Mas defender os interesses empresariais não é, nem pode ser, um fim em si mesmo. Se todos aqueles que defendem indubitavelmente “Globo NÃO” derem uma lida no livro Padrões de Manipulação na grande imprensa, do grande jornalista e petista Perseu Abramo, irão entender a que me refiro.
Pensemos juntos. Uma emissora pode trabalhar com jornalismo sujo o tempo todo? E que tal se a programação da Globo fosse formada apenas de VideoShow, filmes hollywoodianos e novelas?
Ah sim, eles não fazem isso porque a Constituição não permite. Será?
Quem acreditaria numa emissora que mente 100% do tempo e omite todas as informações que são contrárias aos seus interesses? Quem confiaria numa emissora que passa programação de baixo nível (pegadinhas, pornografia ou qualquer entretenimento alienante) durante todo o dia?

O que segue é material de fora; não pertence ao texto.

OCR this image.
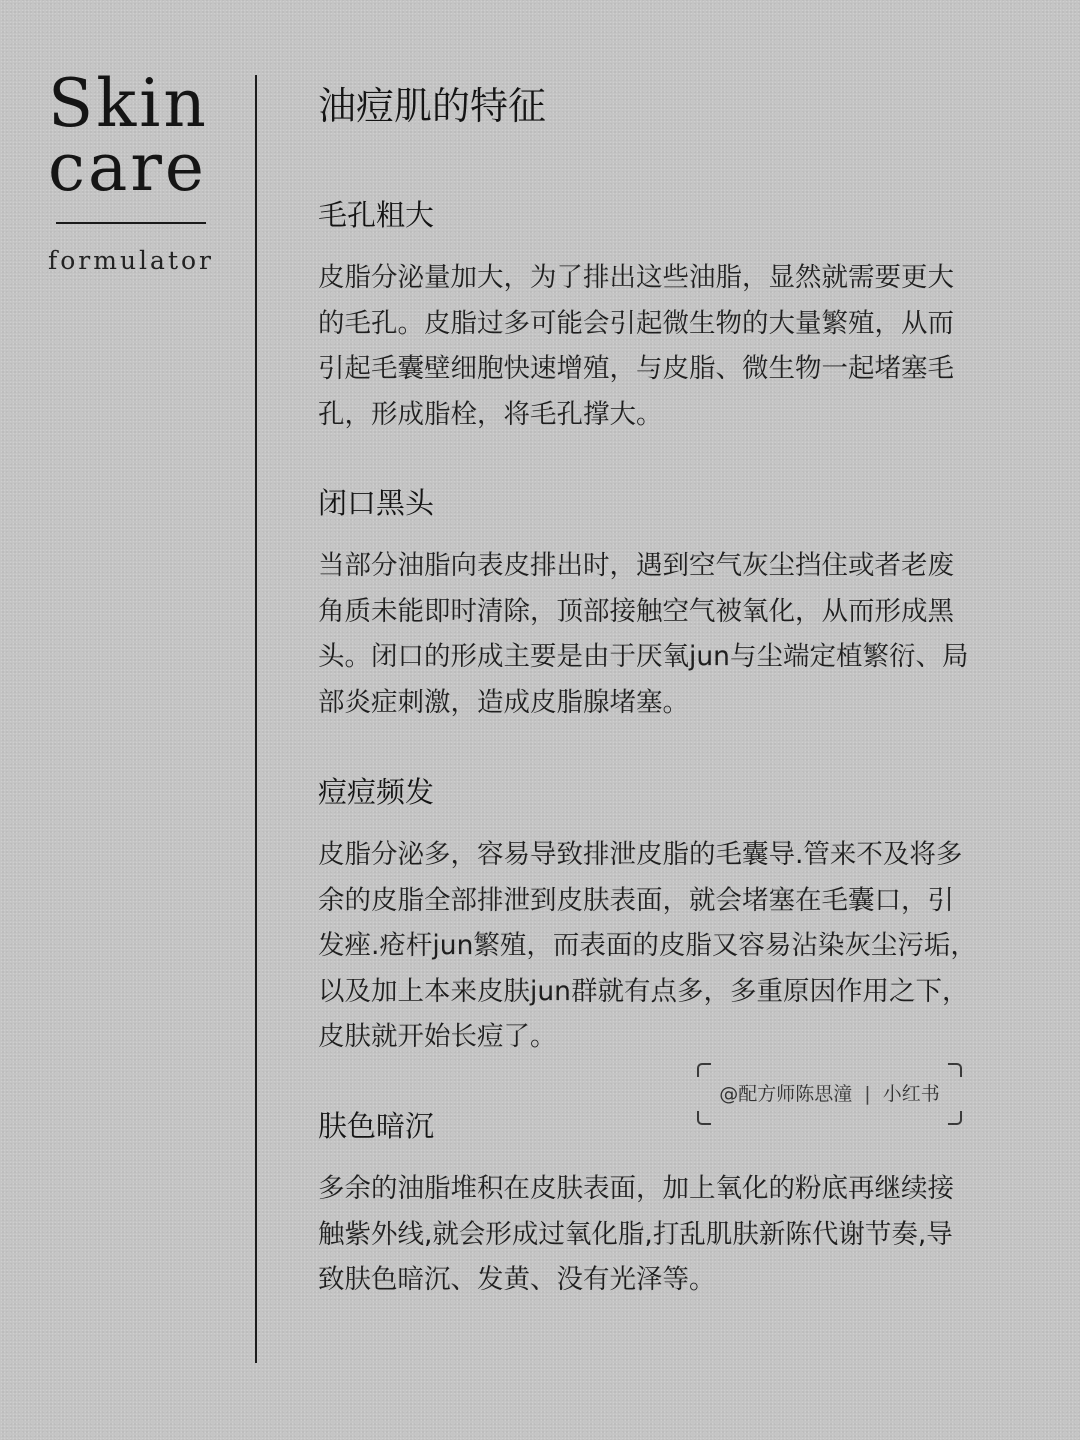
Skin
care
formulator
油痘肌的特征
毛孔粗大

皮脂分泌量加大，为了排出这些油脂，显然就需要更大
的毛孔。皮脂过多可能会引起微生物的大量繁殖，从而
引起毛囊壁细胞快速增殖，与皮脂、微生物一起堵塞毛
孔，形成脂栓，将毛孔撑大。

闭口黑头

当部分油脂向表皮排出时，遇到空气灰尘挡住或者老废
角质未能即时清除，顶部接触空气被氧化，从而形成黑
头。闭口的形成主要是由于厌氧jun与尘端定植繁衍、局
部炎症刺激，造成皮脂腺堵塞。

痘痘频发

皮脂分泌多，容易导致排泄皮脂的毛囊导.管来不及将多
余的皮脂全部排泄到皮肤表面，就会堵塞在毛囊口，引
发痤.疮杆jun繁殖，而表面的皮脂又容易沾染灰尘污垢，
以及加上本来皮肤jun群就有点多，多重原因作用之下，
皮肤就开始长痘了。

肤色暗沉

多余的油脂堆积在皮肤表面，加上氧化的粉底再继续接
触紫外线,就会形成过氧化脂,打乱肌肤新陈代谢节奏,导
致肤色暗沉、发黄、没有光泽等。

@配方师陈思潼 | 小红书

Ficaria demasiado fácil para a população criar uma repulsa à emissora, porque eles veriam com os próprios olhos como a realidade está sendo mascarada, e ficaria fácil demais relacionar quais empresas eles estão defendendo.
Como bem disse o prof. Perseu, as emissoras aprenderam que elas precisam oferecer jornalismo de qualidade durante grande parte do tempo e, claro, programas de entretenimento, mas de baixo e de alto nível (não vou entrar aqui numa discussão profunda sobre o queé entretenimento de baixo ou alto nível porque não é esta a questão). Logo na primeira página, senão me engano (li esse livro há uns 3 anos), ele ressalta algo como: “a publicidade brasileira é a mais competente do mundo. Azar o nosso”.
Quando acontecem manifestações em locais isolados ou acidentes que não interessariam divulgar, como o tal vazamento da Chevron, ela pode simplesmente ignorar. Sim, porque isto não retira dela toda a credibilidade que já foi conquistada.
Casos como a Folha, que estampou a primeira página com uma notícia falsa sobre a presidente (leia mais), para depois publicar uma notinha de rodapé informando os leitores sobre o erro, são perfeitos para se entender este sistema. Casos como esses diminuem a credibilidade destas emissoras, mas sempre haverá aquela pessoa que argumentará: “Ah ela errou essa vez, mas você não lembra daquele outro caso, daquela denúncia? E aquele programa? Adoro Profissão Repórter e o Programa do Jô. A tv aberta ainda tem salvação…”.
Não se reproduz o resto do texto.